Investing

Bitcoin Whales Buy $17 Billion as US ETF Outflows Hit Record

Why Are Large Bitcoin Holders Buying Into Weakness?

Large bitcoin holders bought more than 270,000 BTC over the past 2 weeks, adding roughly $16.7 billion in exposure while U.S. spot bitcoin ETFs recorded their worst monthly outflows since launch.

The buying came as bitcoin traded near $61,953 and institutional demand through U.S.-listed funds weakened sharply. Spot bitcoin ETFs shed $4.06 billion in June, passing the previous monthly outflow record of $3.56 billion set in February 2025. The drawdown pushed the ETF category into negative flow territory for 2026 as a whole for the first time, before the funds recorded a $221 million inflow on Thursday.

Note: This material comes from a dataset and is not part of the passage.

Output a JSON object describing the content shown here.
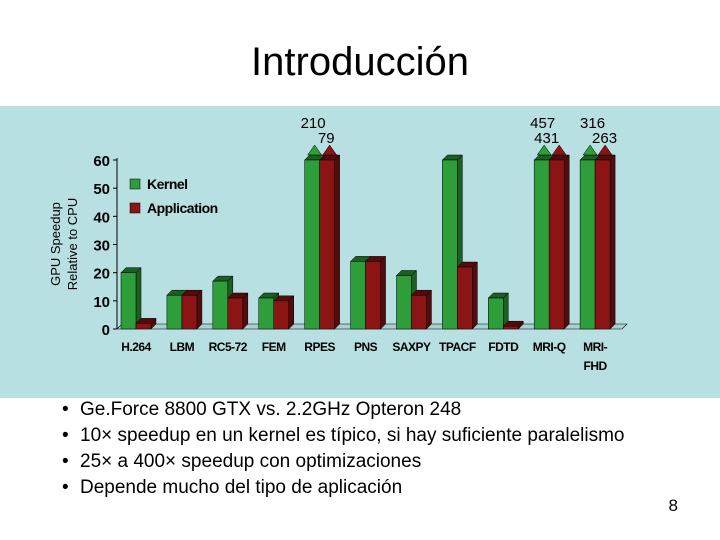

The split between whale accumulation and ETF selling gives the market a more complex read than price action alone. ETF redemptions point to weaker regulated demand from U.S. institutions and advisers. Large-wallet accumulation points to longer-horizon buyers absorbing supply while sentiment remains poor.

Analysts at crypto exchange Bitfinex said large wallets added more than 270,000 BTC during the 2-week period while the spot premium stayed negative. That detail matters because a negative spot premium suggests U.S. spot desks were not the main source of demand. In other words, the buying appears to have come from large holders willing to accumulate away from the same channels where institutional money was leaving.

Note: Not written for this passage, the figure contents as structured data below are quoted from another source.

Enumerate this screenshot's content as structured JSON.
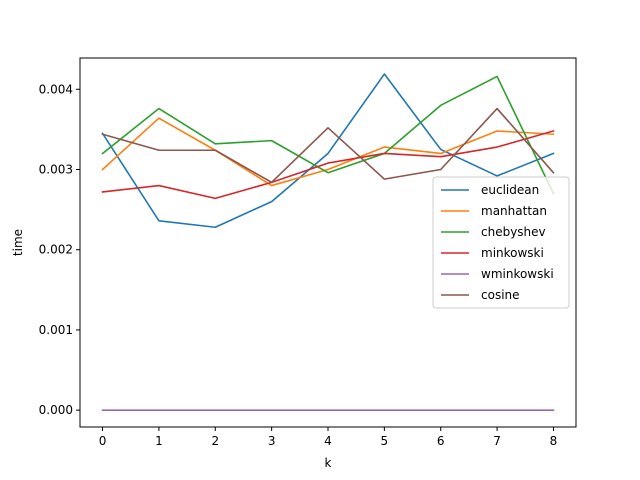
{
  "chart_data": {
    "type": "line",
    "title": "",
    "xlabel": "k",
    "ylabel": "time",
    "x": [
      0,
      1,
      2,
      3,
      4,
      5,
      6,
      7,
      8
    ],
    "xticks": [
      "0",
      "1",
      "2",
      "3",
      "4",
      "5",
      "6",
      "7",
      "8"
    ],
    "yticks": [
      "0.000",
      "0.001",
      "0.002",
      "0.003",
      "0.004"
    ],
    "xlim": [
      -0.4,
      8.4
    ],
    "ylim": [
      -0.00021,
      0.00439
    ],
    "grid": false,
    "legend_position": "center-right",
    "series": [
      {
        "name": "euclidean",
        "color": "#1f77b4",
        "values": [
          0.00345,
          0.00236,
          0.00228,
          0.0026,
          0.0032,
          0.00419,
          0.00325,
          0.00292,
          0.0032
        ]
      },
      {
        "name": "manhattan",
        "color": "#ff7f0e",
        "values": [
          0.003,
          0.00364,
          0.00324,
          0.0028,
          0.003,
          0.00328,
          0.0032,
          0.00348,
          0.00344
        ]
      },
      {
        "name": "chebyshev",
        "color": "#2ca02c",
        "values": [
          0.0032,
          0.00376,
          0.00332,
          0.00336,
          0.00296,
          0.0032,
          0.0038,
          0.00416,
          0.0027
        ]
      },
      {
        "name": "minkowski",
        "color": "#d62728",
        "values": [
          0.00272,
          0.0028,
          0.00264,
          0.00284,
          0.00308,
          0.0032,
          0.00316,
          0.00328,
          0.00348
        ]
      },
      {
        "name": "wminkowski",
        "color": "#9467bd",
        "values": [
          0.0,
          0.0,
          0.0,
          0.0,
          0.0,
          0.0,
          0.0,
          0.0,
          0.0
        ]
      },
      {
        "name": "cosine",
        "color": "#8c564b",
        "values": [
          0.00344,
          0.00324,
          0.00324,
          0.00284,
          0.00352,
          0.00288,
          0.003,
          0.00376,
          0.00296
        ]
      }
    ]
  }
}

What Does The ETF Outflow Record Say About Demand?

The $4.06 billion June outflow marks the sharpest monthly retreat for U.S. spot bitcoin ETFs since their listing. These funds had been one of the clearest sources of institutional demand during bitcoin’s earlier rally, so their reversal has weighed heavily on market confidence.

The pressure is not only about the size of the outflow. It is also about timing. Bitcoin touched 21-month lows while the funds were bleeding capital, leaving the market with fewer visible buyers at the point when price support was most needed. The Thursday inflow of $221 million gave the first sign of relief, but one positive session does not erase a record monthly drawdown.

The ETF channel remains important because it reflects demand from investors who prefer regulated wrappers over direct wallet custody. When those flows turn negative, it can tighten liquidity, weaken spot-market confidence, and increase the market’s sensitivity to macro data.

At the same time, whale accumulation has historically appeared near cycle lows, when long-term holders take coins from forced sellers or impatient capital before a wider recovery develops. That pattern does not guarantee a near-term rebound, but it changes the interpretation of ETF weakness. The selloff may be redistributing bitcoin rather than only removing demand from the market.

Investor Takeaway

Bitcoin is showing a clear split between institutional outflows and large-holder accumulation. ETF selling remains a short-term drag, but whale buying suggests deeper-pocketed holders are using the weakness to build exposure rather than exit the market.

Why Is Solana Holding Up Better Than Other Majors?

Solana has been the exception among major crypto assets. SOL has risen about 15% since early June, even as bitcoin fell to 21-month lows. The move has been helped by protocol upgrades and a sharp increase in onchain transfers of tokenized real-world assets, which rose 120% to $8.53 billion.

That divergence fits a common pattern in crypto markets: altcoins often sell off first and recover first. When risk appetite begins to return, capital may move first into assets with visible network activity, stronger near-term narratives, or clear product upgrades.

Solana’s relative strength also shows that crypto weakness is not evenly distributed. Bitcoin is being driven by ETF flows, macro pressure, and large-holder behavior. Solana is gaining support from network-specific activity and tokenized asset flows. That difference matters for investors tracking whether the current market is a broad crypto unwind or a more selective repricing.

Not every altcoin benefits from that setup. Optimism and other layer-2 tokens are trading near record lows after Base, Coinbase’s network, dropped Optimism’s shared technology. That change weakened the fee-capture argument that had supported parts of the layer-2 trade.

Why Is The Inflation Print The Next Market Test?

The next inflation reading is now the main macro trigger for bitcoin and broader risk assets. May inflation ran hot at 4.2%, keeping pressure on rate-cut expectations and weighing on assets that depend on easier liquidity conditions.

Comments from Warsh at the ECB’s Sintra forum that inflation risks have eased gave risk assets a limited lift. A softer inflation print would strengthen the case for a less restrictive rate path ahead of the Fed’s next meeting. That could ease one of the main pressures that has weighed on bitcoin through June.

A hotter print would do the opposite. It would keep Treasury yields and the dollar in focus, making it harder for bitcoin to recover even if whale accumulation continues. In that case, the market may need more than large-wallet buying to offset ETF redemptions and weaker U.S. institutional demand.

The current setup leaves bitcoin between 2 opposing forces. ETFs show regulated capital pulling back after a difficult month, while large holders are absorbing supply at scale. The next inflation data will help decide whether that accumulation becomes the base for a recovery or another pause inside a weaker macro trend.